Ways to Ensure Staff Are Familiar with Offerings
When one of the hotels I used to work for was unveiling its world-class new rooms and suites with all the mod-cons and trappings that any top brand could offer – from French linen and bath amenities, Danish television sets, rich Indian weave throws, crystal vases, Lalique lights, original art on the walls and remarkably super-luxe routine of services covering turndown, in-room and entertainment – the astute VP & GM worked out a roster along with the Rooms Division Head for all the key Executive Committee members and Department Heads to try the rooms & suites out for a night with their respective spouses. We were supposed to try out ALL the services during our stay, the spouse lending the outside eye into the exercise and fill out an exhaustive feedback form on both the hard and soft aspects of facilities and service. I think that was a fantastic way to have staff learn about the new facets, internalize them and then stand on confident ground to sell, promote, up-sell or cross-sell the product, as the case may have been.

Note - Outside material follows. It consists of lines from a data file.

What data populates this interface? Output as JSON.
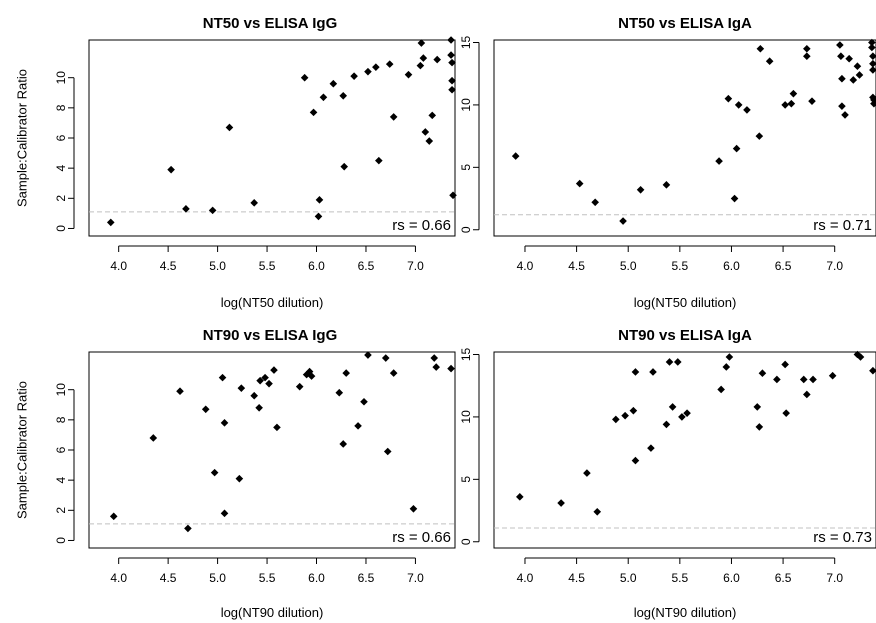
{
  "chart_data": [
    {
      "type": "scatter",
      "title": "NT50 vs ELISA IgG",
      "xlabel": "log(NT50 dilution)",
      "ylabel": "Sample:Calibrator Ratio",
      "xlim": [
        3.7,
        7.4
      ],
      "ylim": [
        -0.5,
        12.5
      ],
      "xticks": [
        "4.0",
        "4.5",
        "5.0",
        "5.5",
        "6.0",
        "6.5",
        "7.0"
      ],
      "xtick_values": [
        4.0,
        4.5,
        5.0,
        5.5,
        6.0,
        6.5,
        7.0
      ],
      "yticks": [
        "0",
        "2",
        "4",
        "6",
        "8",
        "10"
      ],
      "ytick_values": [
        0,
        2,
        4,
        6,
        8,
        10
      ],
      "ref_line": 1.1,
      "annotation": "rs = 0.66",
      "points": [
        [
          3.92,
          0.4
        ],
        [
          4.53,
          3.9
        ],
        [
          4.68,
          1.3
        ],
        [
          4.95,
          1.2
        ],
        [
          5.12,
          6.7
        ],
        [
          5.37,
          1.7
        ],
        [
          5.88,
          10.0
        ],
        [
          5.97,
          7.7
        ],
        [
          6.02,
          0.8
        ],
        [
          6.03,
          1.9
        ],
        [
          6.07,
          8.7
        ],
        [
          6.17,
          9.6
        ],
        [
          6.27,
          8.8
        ],
        [
          6.28,
          4.1
        ],
        [
          6.38,
          10.1
        ],
        [
          6.52,
          10.4
        ],
        [
          6.6,
          10.7
        ],
        [
          6.63,
          4.5
        ],
        [
          6.74,
          10.9
        ],
        [
          6.78,
          7.4
        ],
        [
          6.93,
          10.2
        ],
        [
          7.05,
          10.8
        ],
        [
          7.06,
          12.3
        ],
        [
          7.08,
          11.3
        ],
        [
          7.1,
          6.4
        ],
        [
          7.14,
          5.8
        ],
        [
          7.17,
          7.5
        ],
        [
          7.22,
          11.2
        ],
        [
          7.36,
          12.5
        ],
        [
          7.36,
          11.5
        ],
        [
          7.37,
          11.0
        ],
        [
          7.37,
          9.8
        ],
        [
          7.37,
          9.2
        ],
        [
          7.38,
          2.2
        ]
      ]
    },
    {
      "type": "scatter",
      "title": "NT50 vs ELISA IgA",
      "xlabel": "log(NT50 dilution)",
      "ylabel": "",
      "xlim": [
        3.7,
        7.4
      ],
      "ylim": [
        -0.5,
        15.2
      ],
      "xticks": [
        "4.0",
        "4.5",
        "5.0",
        "5.5",
        "6.0",
        "6.5",
        "7.0"
      ],
      "xtick_values": [
        4.0,
        4.5,
        5.0,
        5.5,
        6.0,
        6.5,
        7.0
      ],
      "yticks": [
        "0",
        "5",
        "10",
        "15"
      ],
      "ytick_values": [
        0,
        5,
        10,
        15
      ],
      "ref_line": 1.2,
      "annotation": "rs = 0.71",
      "points": [
        [
          3.91,
          5.9
        ],
        [
          4.53,
          3.7
        ],
        [
          4.68,
          2.2
        ],
        [
          4.95,
          0.7
        ],
        [
          5.12,
          3.2
        ],
        [
          5.37,
          3.6
        ],
        [
          5.88,
          5.5
        ],
        [
          5.97,
          10.5
        ],
        [
          6.03,
          2.5
        ],
        [
          6.05,
          6.5
        ],
        [
          6.07,
          10.0
        ],
        [
          6.15,
          9.6
        ],
        [
          6.27,
          7.5
        ],
        [
          6.28,
          14.5
        ],
        [
          6.37,
          13.5
        ],
        [
          6.52,
          10.0
        ],
        [
          6.58,
          10.1
        ],
        [
          6.6,
          10.9
        ],
        [
          6.73,
          14.5
        ],
        [
          6.73,
          13.9
        ],
        [
          6.78,
          10.3
        ],
        [
          7.05,
          14.8
        ],
        [
          7.06,
          13.9
        ],
        [
          7.07,
          12.1
        ],
        [
          7.07,
          9.9
        ],
        [
          7.1,
          9.2
        ],
        [
          7.14,
          13.7
        ],
        [
          7.18,
          12.0
        ],
        [
          7.22,
          13.1
        ],
        [
          7.24,
          12.4
        ],
        [
          7.36,
          15.0
        ],
        [
          7.36,
          14.6
        ],
        [
          7.37,
          13.9
        ],
        [
          7.37,
          13.3
        ],
        [
          7.37,
          12.8
        ],
        [
          7.37,
          10.6
        ],
        [
          7.38,
          10.1
        ],
        [
          7.38,
          10.4
        ]
      ]
    },
    {
      "type": "scatter",
      "title": "NT90 vs ELISA IgG",
      "xlabel": "log(NT90 dilution)",
      "ylabel": "Sample:Calibrator Ratio",
      "xlim": [
        3.7,
        7.4
      ],
      "ylim": [
        -0.5,
        12.5
      ],
      "xticks": [
        "4.0",
        "4.5",
        "5.0",
        "5.5",
        "6.0",
        "6.5",
        "7.0"
      ],
      "xtick_values": [
        4.0,
        4.5,
        5.0,
        5.5,
        6.0,
        6.5,
        7.0
      ],
      "yticks": [
        "0",
        "2",
        "4",
        "6",
        "8",
        "10"
      ],
      "ytick_values": [
        0,
        2,
        4,
        6,
        8,
        10
      ],
      "ref_line": 1.1,
      "annotation": "rs = 0.66",
      "points": [
        [
          3.95,
          1.6
        ],
        [
          4.35,
          6.8
        ],
        [
          4.62,
          9.9
        ],
        [
          4.7,
          0.8
        ],
        [
          4.88,
          8.7
        ],
        [
          4.97,
          4.5
        ],
        [
          5.05,
          10.8
        ],
        [
          5.07,
          7.8
        ],
        [
          5.07,
          1.8
        ],
        [
          5.22,
          4.1
        ],
        [
          5.24,
          10.1
        ],
        [
          5.37,
          9.6
        ],
        [
          5.42,
          8.8
        ],
        [
          5.43,
          10.6
        ],
        [
          5.48,
          10.8
        ],
        [
          5.52,
          10.4
        ],
        [
          5.57,
          11.3
        ],
        [
          5.6,
          7.5
        ],
        [
          5.83,
          10.2
        ],
        [
          5.9,
          11.0
        ],
        [
          5.93,
          11.2
        ],
        [
          5.95,
          10.9
        ],
        [
          6.23,
          9.8
        ],
        [
          6.27,
          6.4
        ],
        [
          6.3,
          11.1
        ],
        [
          6.42,
          7.6
        ],
        [
          6.48,
          9.2
        ],
        [
          6.52,
          12.3
        ],
        [
          6.7,
          12.1
        ],
        [
          6.72,
          5.9
        ],
        [
          6.78,
          11.1
        ],
        [
          6.98,
          2.1
        ],
        [
          7.19,
          12.1
        ],
        [
          7.21,
          11.5
        ],
        [
          7.36,
          11.4
        ]
      ]
    },
    {
      "type": "scatter",
      "title": "NT90 vs ELISA IgA",
      "xlabel": "log(NT90 dilution)",
      "ylabel": "",
      "xlim": [
        3.7,
        7.4
      ],
      "ylim": [
        -0.5,
        15.2
      ],
      "xticks": [
        "4.0",
        "4.5",
        "5.0",
        "5.5",
        "6.0",
        "6.5",
        "7.0"
      ],
      "xtick_values": [
        4.0,
        4.5,
        5.0,
        5.5,
        6.0,
        6.5,
        7.0
      ],
      "yticks": [
        "0",
        "5",
        "10",
        "15"
      ],
      "ytick_values": [
        0,
        5,
        10,
        15
      ],
      "ref_line": 1.1,
      "annotation": "rs = 0.73",
      "points": [
        [
          3.95,
          3.6
        ],
        [
          4.35,
          3.1
        ],
        [
          4.6,
          5.5
        ],
        [
          4.7,
          2.4
        ],
        [
          4.88,
          9.8
        ],
        [
          4.97,
          10.1
        ],
        [
          5.05,
          10.5
        ],
        [
          5.07,
          13.6
        ],
        [
          5.07,
          6.5
        ],
        [
          5.22,
          7.5
        ],
        [
          5.24,
          13.6
        ],
        [
          5.37,
          9.4
        ],
        [
          5.4,
          14.4
        ],
        [
          5.43,
          10.8
        ],
        [
          5.48,
          14.4
        ],
        [
          5.52,
          10.0
        ],
        [
          5.57,
          10.3
        ],
        [
          5.9,
          12.2
        ],
        [
          5.95,
          14.0
        ],
        [
          5.98,
          14.8
        ],
        [
          6.25,
          10.8
        ],
        [
          6.27,
          9.2
        ],
        [
          6.3,
          13.5
        ],
        [
          6.44,
          13.0
        ],
        [
          6.52,
          14.2
        ],
        [
          6.53,
          10.3
        ],
        [
          6.7,
          13.0
        ],
        [
          6.73,
          11.8
        ],
        [
          6.79,
          13.0
        ],
        [
          6.98,
          13.3
        ],
        [
          7.22,
          15.0
        ],
        [
          7.25,
          14.8
        ],
        [
          7.37,
          13.7
        ]
      ]
    }
  ]
}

My soul child recounted a similar exposure at a Pizza chain she worked with during one of her summer holidays. For every up-sell or for exceeding the target, the trainee would get a free Sundae or Gourmet Pizza. This way, the management not only offered a neat, happy incentive but also ensured that the entire menu had been tried by the front-of-the-line sales staff.

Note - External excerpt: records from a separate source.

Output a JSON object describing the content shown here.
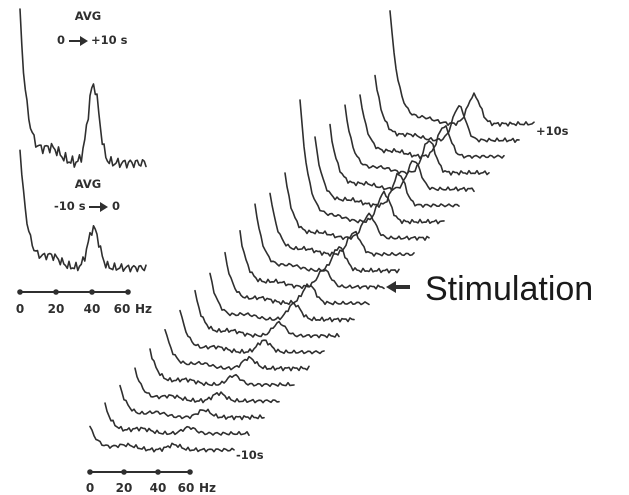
{
  "chart_data": [
    {
      "type": "line",
      "title_line1": "AVG",
      "title_from": "0",
      "title_to": "+10 s",
      "x_tick_labels": [
        "0",
        "20",
        "40",
        "60"
      ],
      "x_unit": "Hz",
      "profile": {
        "peak_hz": 42,
        "peak": 0.52,
        "low_start": 1.0
      }
    },
    {
      "type": "line",
      "title_line1": "AVG",
      "title_from": "-10 s",
      "title_to": "0",
      "x_tick_labels": [
        "0",
        "20",
        "40",
        "60"
      ],
      "x_unit": "Hz",
      "profile": {
        "peak_hz": 42,
        "peak": 0.33,
        "low_start": 1.0
      }
    },
    {
      "type": "line",
      "series_start_label": "-10s",
      "series_end_label": "+10s",
      "x_tick_labels": [
        "0",
        "20",
        "40",
        "60"
      ],
      "x_unit": "Hz",
      "traces": [
        {
          "low": 0.45,
          "peak": 0.1
        },
        {
          "low": 0.55,
          "peak": 0.12
        },
        {
          "low": 0.6,
          "peak": 0.14
        },
        {
          "low": 0.62,
          "peak": 0.15
        },
        {
          "low": 0.68,
          "peak": 0.18
        },
        {
          "low": 0.78,
          "peak": 0.2
        },
        {
          "low": 0.82,
          "peak": 0.22
        },
        {
          "low": 0.85,
          "peak": 0.25
        },
        {
          "low": 0.88,
          "peak": 0.3
        },
        {
          "low": 0.95,
          "peak": 0.35
        },
        {
          "low": 1.05,
          "peak": 0.33
        },
        {
          "low": 1.3,
          "peak": 0.45
        },
        {
          "low": 1.2,
          "peak": 0.42
        },
        {
          "low": 1.25,
          "peak": 0.45
        },
        {
          "low": 2.35,
          "peak": 0.55
        },
        {
          "low": 1.3,
          "peak": 0.6
        },
        {
          "low": 1.2,
          "peak": 0.55
        },
        {
          "low": 1.3,
          "peak": 0.62
        },
        {
          "low": 1.2,
          "peak": 0.58
        },
        {
          "low": 1.25,
          "peak": 0.65
        },
        {
          "low": 2.2,
          "peak": 0.55
        }
      ],
      "annotation": "Stimulation"
    }
  ]
}
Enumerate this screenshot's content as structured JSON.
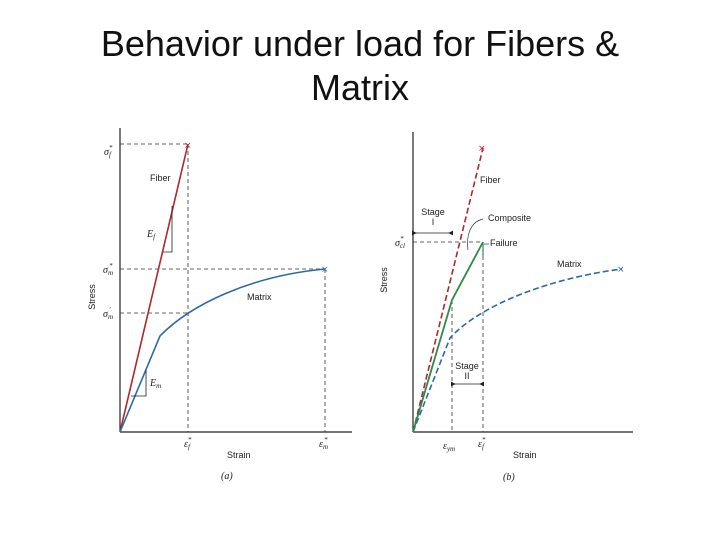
{
  "title_line1": "Behavior under load for Fibers &",
  "title_line2": "Matrix",
  "panel_a": {
    "caption": "(a)",
    "y_axis_label": "Stress",
    "x_axis_label": "Strain",
    "fiber_label": "Fiber",
    "matrix_label": "Matrix",
    "modulus_fiber": {
      "base": "E",
      "sub": "f"
    },
    "modulus_matrix": {
      "base": "E",
      "sub": "m"
    },
    "sigma_f_star": {
      "base": "σ",
      "sub": "f",
      "sup": "*"
    },
    "sigma_m_star": {
      "base": "σ",
      "sub": "m",
      "sup": "*"
    },
    "sigma_m_prime": {
      "base": "σ",
      "sub": "m",
      "sup": "′"
    },
    "eps_f_star": {
      "base": "ε",
      "sub": "f",
      "sup": "*"
    },
    "eps_m_star": {
      "base": "ε",
      "sub": "m",
      "sup": "*"
    }
  },
  "panel_b": {
    "caption": "(b)",
    "y_axis_label": "Stress",
    "x_axis_label": "Strain",
    "fiber_label": "Fiber",
    "matrix_label": "Matrix",
    "composite_label": "Composite",
    "failure_label": "Failure",
    "stage1_line1": "Stage",
    "stage1_line2": "I",
    "stage2_line1": "Stage",
    "stage2_line2": "II",
    "sigma_cl_star": {
      "base": "σ",
      "sub": "cl",
      "sup": "*"
    },
    "eps_ym": {
      "base": "ε",
      "sub": "ym"
    },
    "eps_f_star": {
      "base": "ε",
      "sub": "f",
      "sup": "*"
    }
  },
  "colors": {
    "fiber": "#b0282c",
    "matrix": "#2b6aa8",
    "composite": "#2e8a4a",
    "axis": "#222222",
    "guide": "#333333"
  }
}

Hotels are in the business of selling experience. Guests come and live in the rooms, eat at the restaurants, relax by the pool or in the Spa, shop in the arcades. These experiences are partaken of by all the five senses. Hotels have a much longer shelf life and recall value. Guests keep returning to places they have had a fantastic stay in. It is a people-centric business, created by people and plattered out to people. So, it really does make sense for the team to have experienced firsthand the product they are employed to serve up and showcase.

What Ignorance Looks Like
Staff who have not experienced their own product cut a sorry figure in front of guests – from close at home quarters or distant shores – who can come up with just about any query – what’s the best soup on the menu, what on earth is oolong tea and what does it taste like, which masseuse has the most magical hands at the health club, which aromatherapy oil works like a miraculous antidote to jet lag, how far is the next-door golf club really, is the award-winning entrée we read about on Tripadvisor still served at the Hotel’s Michelin-starred restaurant and what does it really contain?

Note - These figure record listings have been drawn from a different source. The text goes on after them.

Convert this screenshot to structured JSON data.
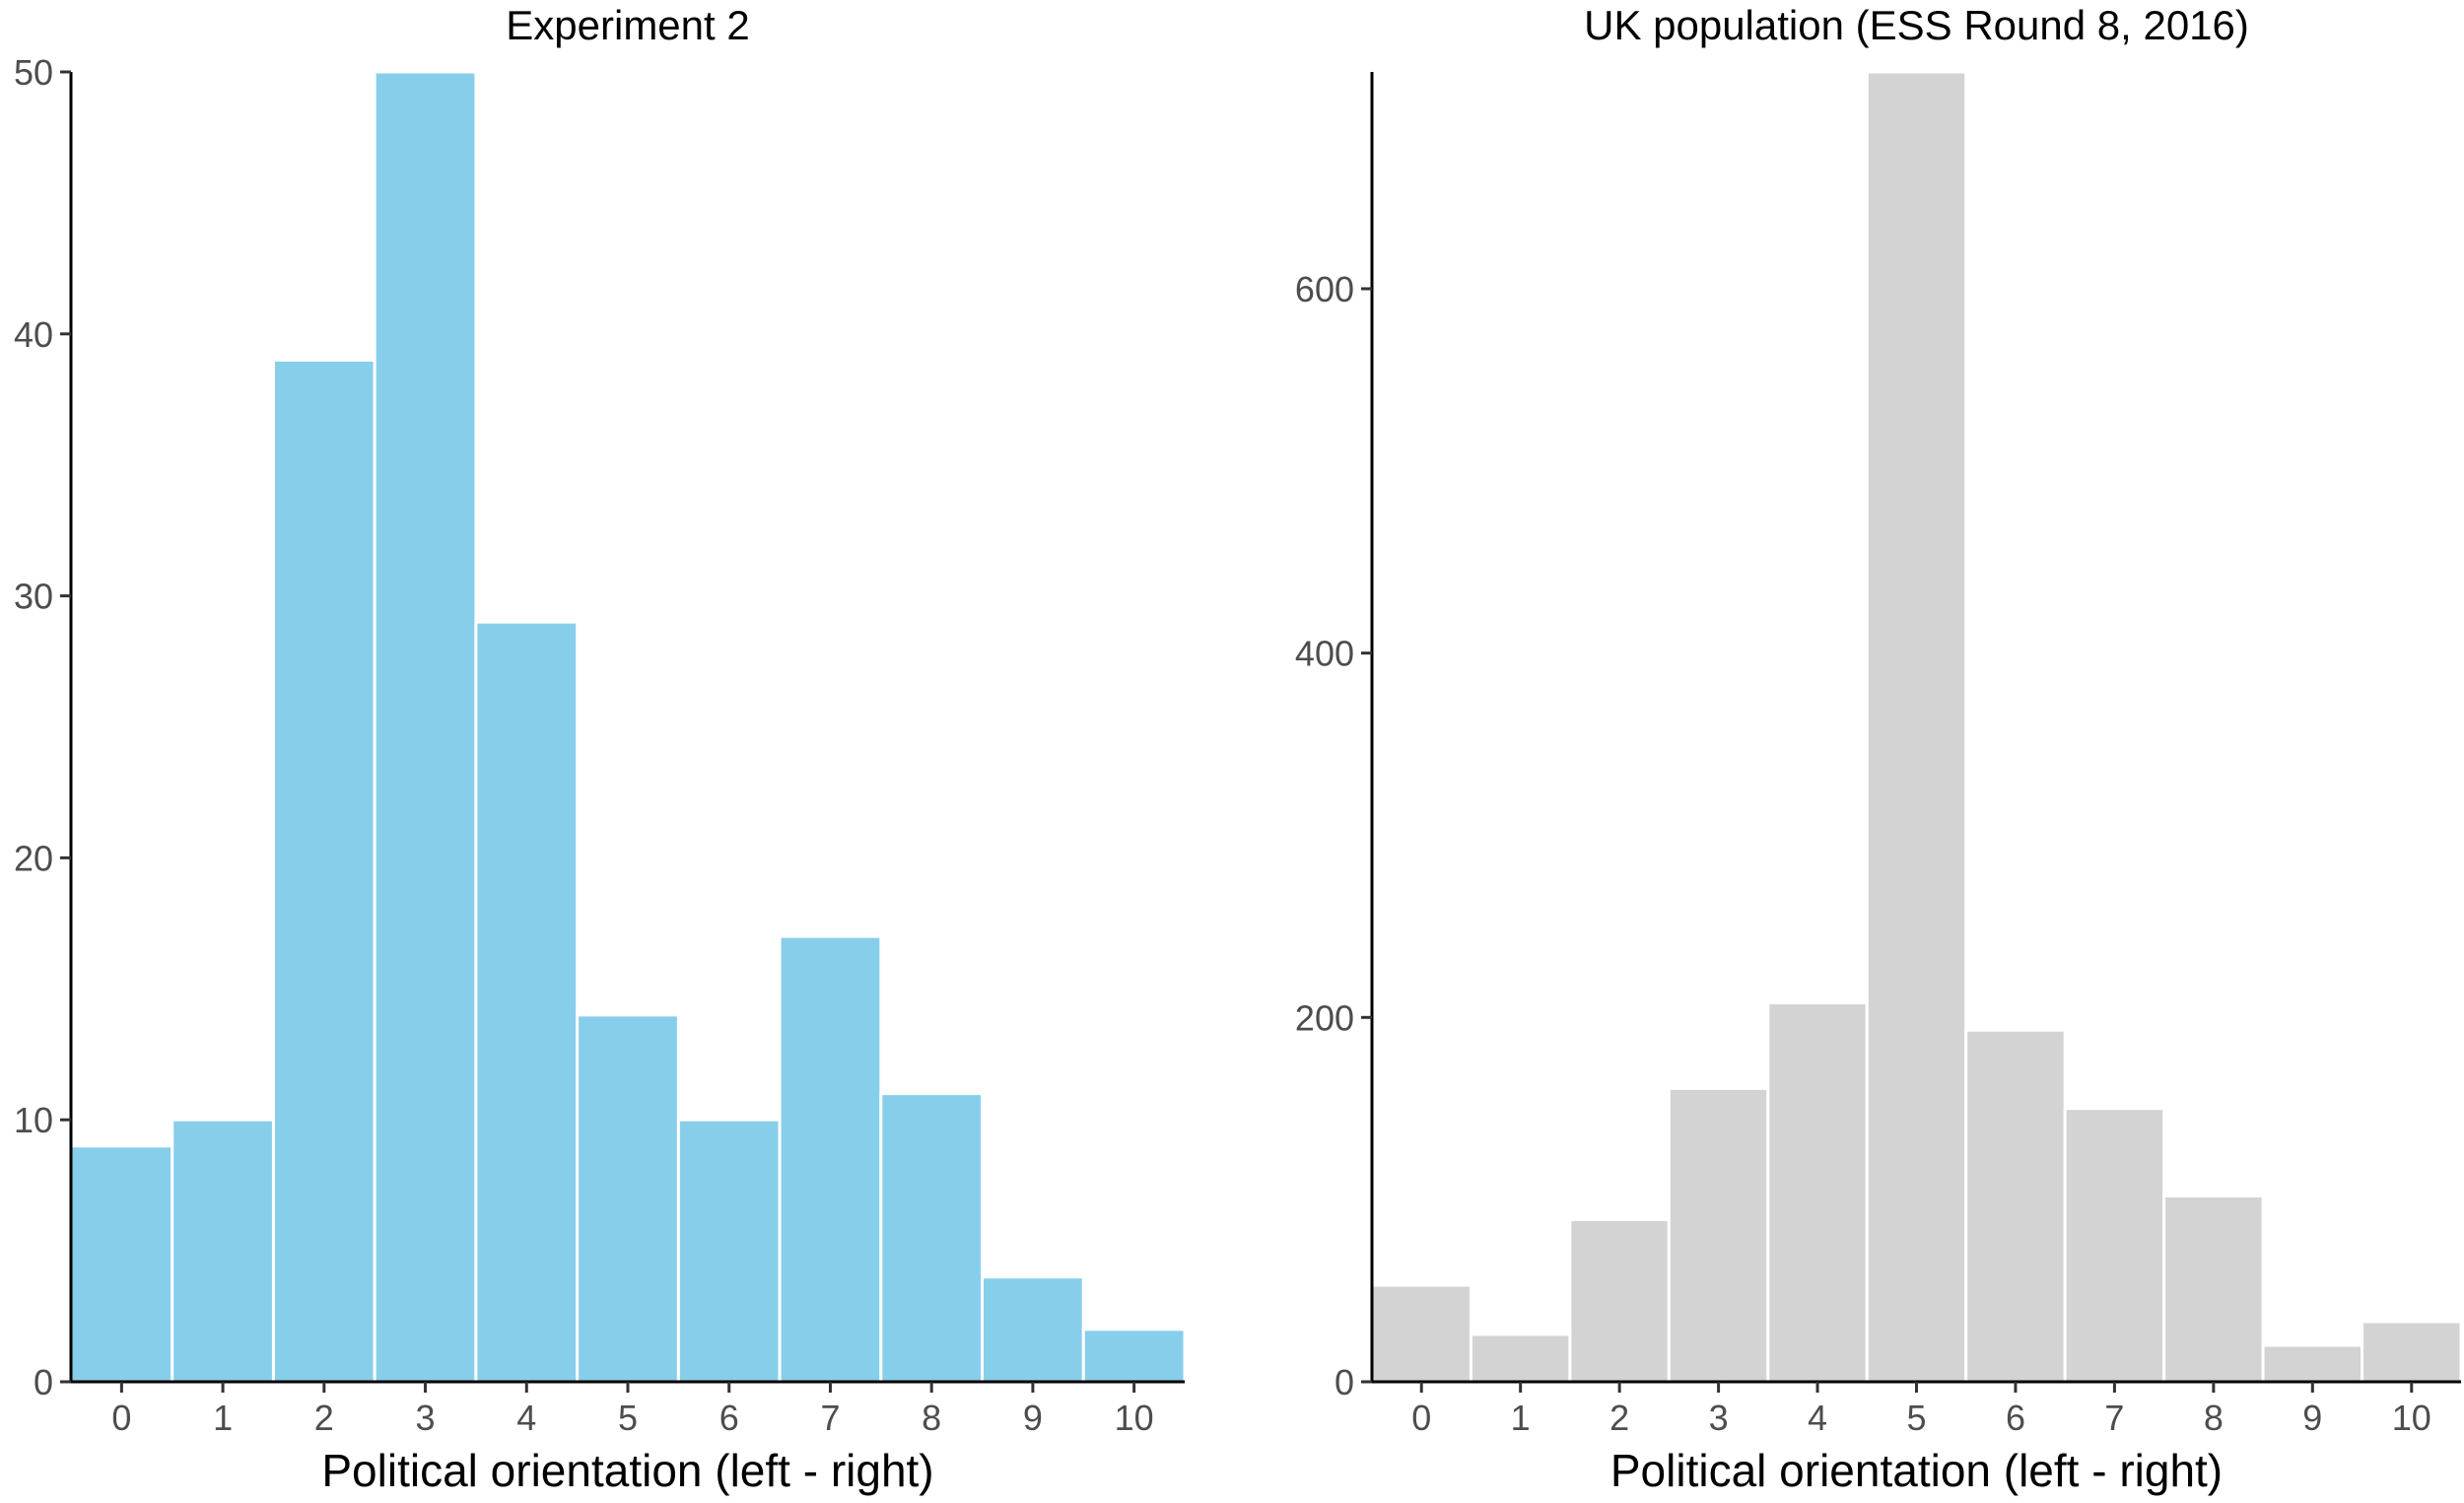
{
  "chart_data": [
    {
      "type": "bar",
      "title": "Experiment 2",
      "xlabel": "Political orientation (left - right)",
      "ylabel": "",
      "categories": [
        "0",
        "1",
        "2",
        "3",
        "4",
        "5",
        "6",
        "7",
        "8",
        "9",
        "10"
      ],
      "values": [
        9,
        10,
        39,
        50,
        29,
        14,
        10,
        17,
        11,
        4,
        2
      ],
      "ylim": [
        0,
        50
      ],
      "yticks": [
        0,
        10,
        20,
        30,
        40,
        50
      ],
      "color": "#87CEEB"
    },
    {
      "type": "bar",
      "title": "UK population (ESS Round 8, 2016)",
      "xlabel": "Political orientation (left - right)",
      "ylabel": "",
      "categories": [
        "0",
        "1",
        "2",
        "3",
        "4",
        "5",
        "6",
        "7",
        "8",
        "9",
        "10"
      ],
      "values": [
        53,
        26,
        89,
        161,
        208,
        719,
        193,
        150,
        102,
        20,
        33
      ],
      "ylim": [
        0,
        719
      ],
      "yticks": [
        0,
        200,
        400,
        600
      ],
      "color": "#D3D3D3"
    }
  ]
}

“Is it” is an easy question to answer. It can be learned from manuals or in training sessions and repeated ad verbatim. It is “how” that can cause all the trouble. Sample this – “Is the mattress good?” asks the guest. The Lobby Manager showing the room or the Executive Housekeeper welcoming the guest or the Chambermaid providing the turndown are all tutored to respond with a standard – “yes, it is one of the best. It is made with medium to firm innerspring coil or is exclusively of fine foam to ensure excellent support and a comfortable night’s sleep.” But wait till the guest hits you with the next barrage of questions – “How firm is it? Will it be easy on my back? Will I be able to get a good, uninterrupted shut-eye? I quite hate the ones I have used at Brand X. I hope yours are not the same?” A cookie-cutter ‘yes’ to all and a standard parrot-like response will quickly sift the chaff from the informed, experienced grain that knows his product like the back of his hand and can help the guest feel confident and comfortable with the product.